In den Werkfolgen »Das Gedächtnis des Wassers« und »Störungen« widmet sich die Mitbegründerin der Künstlerinnenvereinigung Dresdner Sezession 89 Risiken und Gefährdungen der Meere und urbanen Gewässer wie Atomwaffenversuchen, Folgen von Überfischung, Bauaktivitäten oder den Auswirkungen von endokrinen Substanzen im Abwasser sowie der zunehmenden Erderwärmung. Basis ihrer komplexen Collagen sind geschöpfte Japanpapiere. Diese bearbeitet Annerose Schulze mitunter von beiden Seiten. Großflächig, in abstraktem Duktus aquarelliert sie den Malgrund, lässt die Farbe in Rinnsalen oder kleineren Flächen frei fließen und tritt als Künstlerin bewusst hinter das akzidentielle Wirken der Farbe zurück.
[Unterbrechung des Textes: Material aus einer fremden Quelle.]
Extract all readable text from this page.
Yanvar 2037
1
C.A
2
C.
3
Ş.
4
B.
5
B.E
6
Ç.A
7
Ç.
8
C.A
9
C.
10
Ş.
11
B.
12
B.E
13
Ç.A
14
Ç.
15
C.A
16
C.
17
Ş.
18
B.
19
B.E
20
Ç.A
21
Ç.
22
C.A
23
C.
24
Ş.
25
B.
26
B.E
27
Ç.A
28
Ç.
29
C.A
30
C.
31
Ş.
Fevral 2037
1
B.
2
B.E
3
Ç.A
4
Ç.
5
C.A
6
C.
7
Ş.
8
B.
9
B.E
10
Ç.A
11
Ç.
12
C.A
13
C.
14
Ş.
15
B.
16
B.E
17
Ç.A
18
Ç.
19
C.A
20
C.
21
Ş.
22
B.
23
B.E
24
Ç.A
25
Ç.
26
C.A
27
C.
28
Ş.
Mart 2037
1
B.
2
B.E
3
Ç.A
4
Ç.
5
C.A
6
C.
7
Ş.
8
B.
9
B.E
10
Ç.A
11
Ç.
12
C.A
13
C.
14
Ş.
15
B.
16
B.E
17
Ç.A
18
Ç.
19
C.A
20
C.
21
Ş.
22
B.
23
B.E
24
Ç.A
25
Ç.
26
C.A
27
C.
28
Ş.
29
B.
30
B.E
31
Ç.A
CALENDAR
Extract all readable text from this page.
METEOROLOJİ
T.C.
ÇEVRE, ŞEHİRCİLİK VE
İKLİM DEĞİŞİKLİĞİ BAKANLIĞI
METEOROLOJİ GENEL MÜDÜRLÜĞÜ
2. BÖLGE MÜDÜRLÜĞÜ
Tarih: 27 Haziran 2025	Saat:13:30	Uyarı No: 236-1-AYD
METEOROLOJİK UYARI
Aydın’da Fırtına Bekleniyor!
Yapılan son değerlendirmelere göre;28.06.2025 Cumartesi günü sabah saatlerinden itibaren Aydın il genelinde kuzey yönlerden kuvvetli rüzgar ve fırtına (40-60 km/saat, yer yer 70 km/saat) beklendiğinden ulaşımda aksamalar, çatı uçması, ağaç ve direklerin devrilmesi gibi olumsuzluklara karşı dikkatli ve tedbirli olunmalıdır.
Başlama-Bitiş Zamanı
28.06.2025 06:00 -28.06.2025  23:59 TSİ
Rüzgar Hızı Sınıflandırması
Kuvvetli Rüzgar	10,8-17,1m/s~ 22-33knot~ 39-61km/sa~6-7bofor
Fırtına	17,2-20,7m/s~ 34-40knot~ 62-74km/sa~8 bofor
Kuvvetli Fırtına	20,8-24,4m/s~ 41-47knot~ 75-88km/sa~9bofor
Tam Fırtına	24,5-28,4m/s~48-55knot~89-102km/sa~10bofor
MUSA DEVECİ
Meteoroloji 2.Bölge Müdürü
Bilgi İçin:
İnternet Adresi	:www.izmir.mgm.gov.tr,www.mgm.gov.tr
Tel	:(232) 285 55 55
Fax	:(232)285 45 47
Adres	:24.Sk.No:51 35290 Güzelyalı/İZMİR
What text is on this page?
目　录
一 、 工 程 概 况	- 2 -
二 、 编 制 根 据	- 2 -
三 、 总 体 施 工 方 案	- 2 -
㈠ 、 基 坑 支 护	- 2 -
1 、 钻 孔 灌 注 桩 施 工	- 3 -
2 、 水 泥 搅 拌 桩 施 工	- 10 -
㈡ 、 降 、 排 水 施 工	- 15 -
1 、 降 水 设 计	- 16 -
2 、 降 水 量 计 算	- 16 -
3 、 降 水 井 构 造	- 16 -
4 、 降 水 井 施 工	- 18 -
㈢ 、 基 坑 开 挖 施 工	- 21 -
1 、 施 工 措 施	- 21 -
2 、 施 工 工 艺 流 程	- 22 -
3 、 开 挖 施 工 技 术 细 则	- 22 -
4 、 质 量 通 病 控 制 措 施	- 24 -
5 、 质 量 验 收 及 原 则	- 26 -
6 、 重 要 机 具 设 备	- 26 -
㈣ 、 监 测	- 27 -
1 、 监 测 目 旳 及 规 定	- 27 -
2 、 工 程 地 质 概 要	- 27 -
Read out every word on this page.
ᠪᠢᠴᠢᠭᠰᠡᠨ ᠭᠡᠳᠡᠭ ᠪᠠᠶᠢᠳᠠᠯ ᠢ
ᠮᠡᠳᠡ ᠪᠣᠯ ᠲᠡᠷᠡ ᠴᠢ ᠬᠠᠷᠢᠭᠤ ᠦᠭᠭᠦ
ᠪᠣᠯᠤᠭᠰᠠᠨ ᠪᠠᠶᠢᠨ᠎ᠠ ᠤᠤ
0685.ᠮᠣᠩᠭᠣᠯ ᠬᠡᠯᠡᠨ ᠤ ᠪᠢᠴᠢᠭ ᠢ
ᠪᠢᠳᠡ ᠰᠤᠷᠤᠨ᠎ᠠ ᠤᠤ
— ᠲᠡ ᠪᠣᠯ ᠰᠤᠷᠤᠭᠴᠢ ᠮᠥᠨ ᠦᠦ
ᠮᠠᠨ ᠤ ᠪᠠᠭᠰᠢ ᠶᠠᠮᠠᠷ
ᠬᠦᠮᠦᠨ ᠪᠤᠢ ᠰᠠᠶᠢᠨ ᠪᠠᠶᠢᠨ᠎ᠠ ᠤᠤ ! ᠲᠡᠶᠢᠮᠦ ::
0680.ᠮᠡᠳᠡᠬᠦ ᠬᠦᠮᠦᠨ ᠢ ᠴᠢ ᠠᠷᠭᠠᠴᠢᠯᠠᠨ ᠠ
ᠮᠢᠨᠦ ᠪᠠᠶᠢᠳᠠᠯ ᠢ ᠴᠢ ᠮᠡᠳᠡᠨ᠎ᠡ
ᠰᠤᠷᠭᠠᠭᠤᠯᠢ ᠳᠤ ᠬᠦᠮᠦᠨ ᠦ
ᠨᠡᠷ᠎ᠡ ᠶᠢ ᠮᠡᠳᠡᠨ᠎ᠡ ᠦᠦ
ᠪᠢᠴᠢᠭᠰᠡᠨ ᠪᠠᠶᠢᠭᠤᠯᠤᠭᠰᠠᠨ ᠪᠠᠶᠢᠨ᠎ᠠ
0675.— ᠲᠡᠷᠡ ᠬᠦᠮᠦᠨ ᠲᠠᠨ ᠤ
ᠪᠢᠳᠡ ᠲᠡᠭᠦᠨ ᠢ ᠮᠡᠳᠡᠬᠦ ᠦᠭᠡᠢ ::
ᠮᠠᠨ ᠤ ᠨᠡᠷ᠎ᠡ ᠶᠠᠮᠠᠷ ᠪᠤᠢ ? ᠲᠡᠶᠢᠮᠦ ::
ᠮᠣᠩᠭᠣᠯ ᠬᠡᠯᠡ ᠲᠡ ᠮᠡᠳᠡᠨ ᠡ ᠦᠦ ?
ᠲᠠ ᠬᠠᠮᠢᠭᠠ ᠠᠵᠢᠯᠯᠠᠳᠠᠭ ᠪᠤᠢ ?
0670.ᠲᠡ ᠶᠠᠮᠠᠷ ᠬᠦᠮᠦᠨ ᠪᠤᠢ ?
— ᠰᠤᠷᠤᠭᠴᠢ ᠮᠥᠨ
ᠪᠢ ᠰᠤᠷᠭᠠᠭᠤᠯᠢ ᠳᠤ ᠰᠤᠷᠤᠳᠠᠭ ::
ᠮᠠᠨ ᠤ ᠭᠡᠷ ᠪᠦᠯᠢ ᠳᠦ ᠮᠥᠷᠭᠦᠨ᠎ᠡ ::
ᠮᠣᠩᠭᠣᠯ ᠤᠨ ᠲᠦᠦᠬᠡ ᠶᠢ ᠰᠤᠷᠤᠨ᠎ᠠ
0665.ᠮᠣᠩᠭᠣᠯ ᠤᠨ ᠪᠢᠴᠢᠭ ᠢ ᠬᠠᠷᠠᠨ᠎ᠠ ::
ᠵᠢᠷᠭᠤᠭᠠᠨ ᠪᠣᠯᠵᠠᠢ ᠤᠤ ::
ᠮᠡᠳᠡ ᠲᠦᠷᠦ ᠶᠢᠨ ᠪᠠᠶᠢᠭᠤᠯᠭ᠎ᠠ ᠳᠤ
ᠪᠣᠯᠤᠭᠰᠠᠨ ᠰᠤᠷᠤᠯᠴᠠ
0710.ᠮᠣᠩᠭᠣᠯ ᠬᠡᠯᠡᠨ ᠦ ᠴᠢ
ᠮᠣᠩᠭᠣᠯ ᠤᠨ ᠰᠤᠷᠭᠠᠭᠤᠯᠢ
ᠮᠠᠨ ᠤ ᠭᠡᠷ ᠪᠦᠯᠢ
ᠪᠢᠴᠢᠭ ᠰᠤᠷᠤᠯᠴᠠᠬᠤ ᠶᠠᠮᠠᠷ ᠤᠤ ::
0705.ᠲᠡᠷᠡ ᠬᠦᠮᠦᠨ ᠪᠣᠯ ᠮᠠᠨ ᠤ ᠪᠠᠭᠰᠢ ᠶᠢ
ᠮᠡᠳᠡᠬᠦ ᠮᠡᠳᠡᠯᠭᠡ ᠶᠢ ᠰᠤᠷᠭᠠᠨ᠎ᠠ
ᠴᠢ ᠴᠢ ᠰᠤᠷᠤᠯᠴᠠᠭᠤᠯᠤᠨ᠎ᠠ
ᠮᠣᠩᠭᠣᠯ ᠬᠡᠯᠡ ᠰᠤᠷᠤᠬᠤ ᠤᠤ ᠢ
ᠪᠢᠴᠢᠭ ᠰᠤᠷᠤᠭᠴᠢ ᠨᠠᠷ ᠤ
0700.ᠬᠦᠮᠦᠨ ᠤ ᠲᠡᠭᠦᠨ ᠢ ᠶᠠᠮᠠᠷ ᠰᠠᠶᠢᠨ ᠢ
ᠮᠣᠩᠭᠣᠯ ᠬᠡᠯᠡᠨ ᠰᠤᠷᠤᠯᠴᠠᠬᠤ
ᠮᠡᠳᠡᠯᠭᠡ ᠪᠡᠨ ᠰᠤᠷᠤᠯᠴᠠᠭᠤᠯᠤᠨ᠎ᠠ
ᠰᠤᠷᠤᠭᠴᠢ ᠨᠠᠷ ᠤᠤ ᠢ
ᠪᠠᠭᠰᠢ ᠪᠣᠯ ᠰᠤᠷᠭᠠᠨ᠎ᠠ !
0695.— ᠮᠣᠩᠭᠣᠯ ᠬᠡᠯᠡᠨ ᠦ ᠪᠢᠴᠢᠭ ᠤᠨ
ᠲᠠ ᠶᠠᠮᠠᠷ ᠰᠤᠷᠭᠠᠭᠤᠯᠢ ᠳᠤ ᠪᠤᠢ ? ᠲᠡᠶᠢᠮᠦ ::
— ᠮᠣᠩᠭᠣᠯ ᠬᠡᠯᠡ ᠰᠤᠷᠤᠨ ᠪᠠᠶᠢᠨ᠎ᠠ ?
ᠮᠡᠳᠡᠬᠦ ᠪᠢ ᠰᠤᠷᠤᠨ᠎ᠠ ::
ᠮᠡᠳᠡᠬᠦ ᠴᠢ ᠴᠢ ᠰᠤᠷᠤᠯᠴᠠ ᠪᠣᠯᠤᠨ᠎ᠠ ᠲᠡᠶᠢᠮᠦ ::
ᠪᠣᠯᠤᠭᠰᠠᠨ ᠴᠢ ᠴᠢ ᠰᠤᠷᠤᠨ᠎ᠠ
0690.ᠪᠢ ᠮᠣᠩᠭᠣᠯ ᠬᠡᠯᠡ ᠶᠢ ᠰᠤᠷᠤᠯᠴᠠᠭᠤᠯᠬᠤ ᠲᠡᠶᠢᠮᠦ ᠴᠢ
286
Über Collagen in variierenden Papieren setzt sie zarte Stickereien in pastellenem oder intensivem Colorit, die gegenständlichere Formulierungen sichtbar werden lassen.
Die Dekonstruktion von Schriftzeichen findet auch in den 2010 entstandenen Blättern »paradiesische Spuren« und »Adam« ihren Widerhall. Ausgangspunkt bilden auf wenige Fragmente kondensierte Einzelbuchstaben, die die Künstlerin als ornamentale Kürzel mit goldenem Garn in den Grund aus Loktapapier stickt. Beinahe warnend schimmern jene Lettern wie die geisterhafte Schrift, die dem babylonischen Fürsten Belsazar im Alten Testament während eines Festmahls plötzlich an der Wand entgegenleuchtet und sich als Menetekel offenbart. So künden jene Lettern in Annerose Schulzes »Paradiesische Spuren« auch vom universellen Scheitern der Menschheit. Der Apfel vom Baum der Erkenntnis ist bereits zu Boden gefallen und dunkle Blätter zeugen von der Sterblichkeit. Verführer und Verführter sind auf dem Blatt »Adam« in schwebender Konturierung in ein arabeskes Narrativ gefasst. Eva bleibt unsichtbar, die Schuld fällt hier symbolisch der männlich dominierten Zivilisation zu.
In den Arbeiten Annerose Schulzes designieren Zeichen einen eigenen Bedeutungshorizont, sind Wegweisungen einer ethisch-moralischen Aufforderung zur Vita activa. Die Betrachtung ihrer Werke spiegelt nicht allein die Fragilität und Schönheit unseres bedrohten physischen Lebensraums und unserer freiheitlichen, demokratischen Werte. Wir werden zugleich angehalten, die davon ausgehende ästhetische Erfahrung als motivierende Interaktion von lebendigem Geschöpf und Umwelt wahrzunehmen und somit als Teil des eigentlichen Lebensprozesses zu begreifen.
Katharina Arlt


Die Ausstellung »Wegzeichen« mit Collagen und Assemblagen von Annerose Schulze ist noch bis 18. Mai im Bergverwalterhaus der Hoflößnitz in Radebeul, Knohllweg 37, zu sehen, geöffnet Di–So 10–18 Uhr.